Krenn-Sprecher Dinhobl: "Der Bischof wird natürlich nach Rom reisen"

  • Spekulationen über Nichtteilnahme "Kindereien"
  • Berichte über Ablehnung im Vatikan

Der St. Pöltner Bischof Kurt Krenn werde "natürlich" nach Rom reisen und "wie viele andere Bischöfe auch" an der Zeremonie zur Seligsprechung Kaiser Karls I. (am 3. Oktober) teilnehmen. Das erklärte sein Sprecher Michael Dinhobl.

Der Krenn-Sprecher weist in den "Salzburger Nachrichten" darauf hin, dass Krenn - als Präsident der Kaiser-Karl-Gebetsliga - einer derjenigen gewesen sei, die an vorderster Front für die Seligsprechung des Kaisers gekämpft hätten. Dass der Vatikan darüber - Medienberichten zufolge - verärgert sein soll, kann sich Dinhobl laut "SN" nicht vorstellen.
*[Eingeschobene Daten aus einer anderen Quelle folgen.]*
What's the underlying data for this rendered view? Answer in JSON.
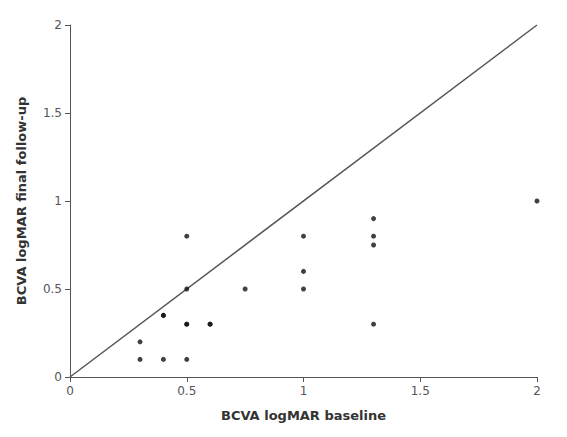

Er zeigte sich in dem Bericht überzeugt davon, dass Spekulationen über eine Nichtteilnahme Krenns "Kindereien" seien, die "in Österreich produziert wurden".

Laut "Kurier" schlägt dem Krenn-Plan im Vatikan Ablehnung entgegen. "Die Römer mögen das nicht", wurde Erich Leitenberger, Sprecher von Kardinal Schönborn, zitiert. "Aber das liegt in der Hand unserer Freunde im Vatikan." Johannes Parsch, geschäftsführender Präsident der Kaiser-Liga, sagte: "Momentan habe ich auf meiner Liste bei Bischof Krenn noch ein Fragezeichen."

Papst Johannes Paul II. hatte vor fünf Wochen Bischof Klaus Küng mit einer Visitation in der Diözese beauftragt. Gründe waren das Auffliegen einer Kinderporno-Affäre und homosexuelle Beziehungen im Priesterseminar.